Like a power grid on Earth, the arrays will generate primary power -- approximately 160 volts of DC electricity. The primary power will be converted by a secondary transformer to provide a regulated 124-volt DC current to be used by the station's equipment. There are also power converters onboard to meet the different currents required by U.S. and Russian equipment. The primary power will also be used to charge the ISS's three nickel-hydrogen battery stations, which will provide power when the ISS passes through the Earth's shadow in each orbit.

Computers
By the time the ISS is completed, there will be more than 100 computers aboard. Computers will be used for the following:

  • Operations of the ISS (such as housekeeping functions, payload operations, rendezvous and docking)
  • Interface with the crew (IBM Thinkpads with 80386 microprocessors and Windows operating systems)
  • Caution and warning systems
  • Data acquisition and processing from experiments
The computers will be networked together to coordinate activities and functions.

Re-supply
If we need new supplies, we go to the grocery store or other retailers. In the ISS, they have to call for "home-delivery." Progress supply ships will be used to ferry new supplies (food, water, medicines,oxygen, nitrogen, fuel, equipment, clothing, personal items) to the ISS. Progress ships will also remove solid waste from the ISS. The space shuttle can bring new supplies to the ISS as well, along with equipment for construction. In addition to Progress and the space shuttle, two new supply vehicles are being developed by the European Space Agency (ESA) and National Space Development Agency of Japan. The ESA's vehicle will be like Progress, capable of supplying nine tons of cargo, including food, clothing, fuel, water, oxygen and nitrogen; the vehicle will also be able to reboost the ISS. The Japanese craft, called the Hope Transfer Vehicle, will be capable of delivering pressurized cargo (food, water, clothing), but not fuel, oxygen or nitrogen.

Escape
If a crew member has a serious injury or illness, he or she will need to get back to Earth as soon as possible. The whole crew of the space station might have to evacuate in the case of a serious fire, or some other life-threatening damage to the station. So there has to be a way to escape the station quickly. A Soyuz capsule will always be docked at the ISS, capable of carrying two people in a medical emergency, or three people in other emergencies. A crew will take a fresh Soyuz capsule to the station every six months.
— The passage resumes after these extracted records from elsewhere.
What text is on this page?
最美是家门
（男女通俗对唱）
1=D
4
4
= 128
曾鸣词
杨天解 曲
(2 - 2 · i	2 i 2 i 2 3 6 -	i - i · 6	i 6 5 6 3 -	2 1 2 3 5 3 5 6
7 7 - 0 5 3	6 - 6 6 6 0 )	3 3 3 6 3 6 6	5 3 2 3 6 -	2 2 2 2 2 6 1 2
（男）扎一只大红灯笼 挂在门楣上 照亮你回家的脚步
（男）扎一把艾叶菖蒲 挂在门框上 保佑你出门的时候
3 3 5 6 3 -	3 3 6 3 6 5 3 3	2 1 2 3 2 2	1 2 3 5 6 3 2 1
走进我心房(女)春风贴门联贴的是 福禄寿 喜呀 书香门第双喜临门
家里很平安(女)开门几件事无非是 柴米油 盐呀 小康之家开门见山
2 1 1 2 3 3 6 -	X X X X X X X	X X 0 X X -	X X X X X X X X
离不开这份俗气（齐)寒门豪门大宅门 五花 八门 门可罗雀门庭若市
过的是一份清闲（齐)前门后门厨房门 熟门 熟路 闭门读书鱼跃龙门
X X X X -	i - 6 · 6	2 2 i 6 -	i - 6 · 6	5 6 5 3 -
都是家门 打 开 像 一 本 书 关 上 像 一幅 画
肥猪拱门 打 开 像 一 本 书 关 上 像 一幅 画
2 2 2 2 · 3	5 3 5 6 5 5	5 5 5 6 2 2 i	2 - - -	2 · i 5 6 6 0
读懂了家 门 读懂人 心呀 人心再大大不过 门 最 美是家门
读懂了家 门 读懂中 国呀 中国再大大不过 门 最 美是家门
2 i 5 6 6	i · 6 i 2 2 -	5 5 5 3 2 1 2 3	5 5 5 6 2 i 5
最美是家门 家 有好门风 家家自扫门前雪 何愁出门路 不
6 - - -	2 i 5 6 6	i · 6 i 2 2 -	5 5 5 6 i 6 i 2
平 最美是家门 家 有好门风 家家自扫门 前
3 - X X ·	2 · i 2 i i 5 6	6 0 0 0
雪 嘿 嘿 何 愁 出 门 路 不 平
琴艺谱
NASA is designing and building a crew-return vehicle (CRV), called the X-38, for emergency use. The X-38 will be capable of transporting seven people to the surface.
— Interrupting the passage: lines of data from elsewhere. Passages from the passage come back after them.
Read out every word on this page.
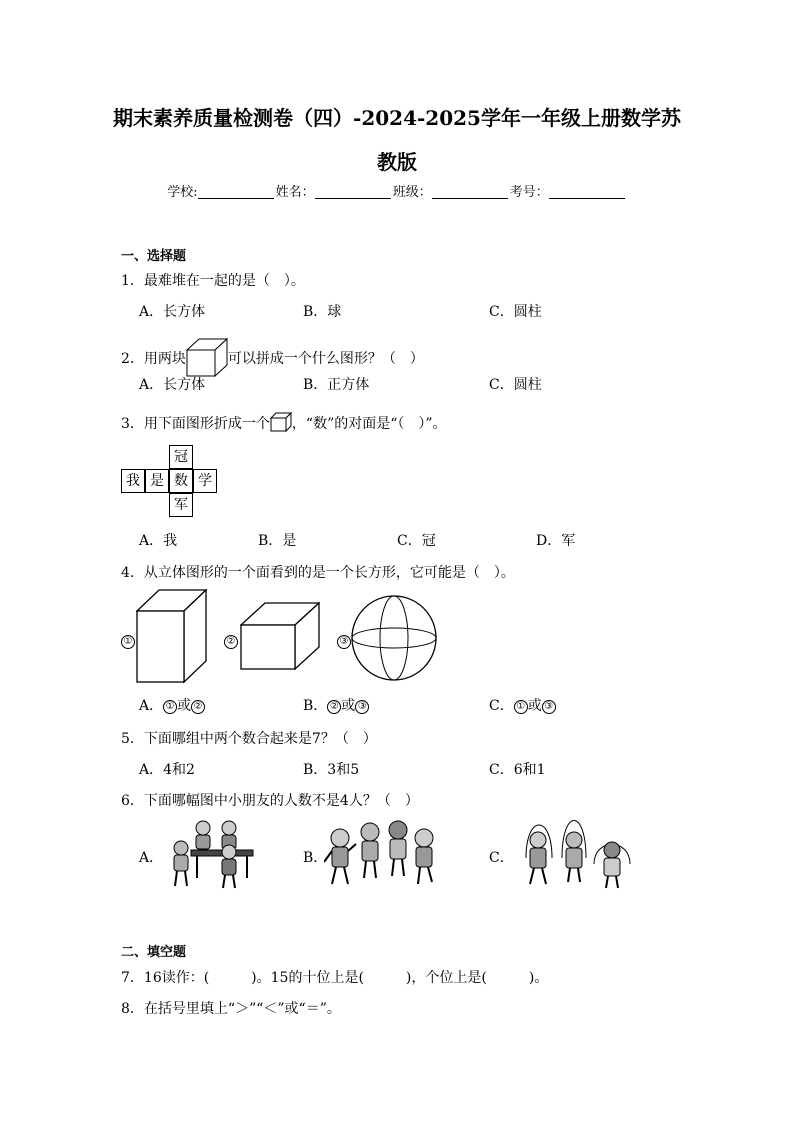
期末素养质量检测卷（四）-2024-2025学年一年级上册数学苏
教版
学校:	姓名：	班级：	考号：
一、选择题
1．最难堆在一起的是（　）。
A．长方体	B．球	C．圆柱
2．用两块	可以拼成一个什么图形？（　）
A．长方体	B．正方体	C．圆柱
3．用下面图形折成一个 ，“数”的对面是“（　）”。
冠
我 是 数 学
军
A．我	B．是	C．冠	D．军
4．从立体图形的一个面看到的是一个长方形，它可能是（　）。
①	②	③
A． ① 或 ②	B． ② 或 ③	C． ① 或 ③
5．下面哪组中两个数合起来是7？（　）
A．4和2	B．3和5	C．6和1
6．下面哪幅图中小朋友的人数不是4人？（　）
A．	B．	C．
二、填空题
7．16读作：(　　　)。15的十位上是(　　　)，个位上是(　　　)。
8．在括号里填上“＞”“＜”或“＝”。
artists rendering of the X-38 leaving the ISS
Photo courtesy NASA
Artist's rendering of the X-38 leaving the ISS.

X-38 in free flight test
Photo courtesy NASA
X-38 in free flight test.

The X-38 will weigh 20,000 pounds (9,072 kg). Its design is a lifting body style -- that is, the shape of the body, instead of wings, generates lift -- with a de-orbit engine. This engine weighs 95,000 pounds (43,000 kg), and can only slow the craft down for re-entry. The X-38 also has a parafoil parachute and landing skids. The craft will fire its de-orbit engine and throw its engine away once the fuel is gone. When the X-38 re-enters the atmosphere, it will be protected from the heat of re-entry by ceramic tiles, like the space shuttle. Once through the atmosphere, the X-38 will glide toward its landing site, use its parachute to slow down and steer, and touchdown on its skid. While the X-38 is designed to fly automatically, it can also be flown manually.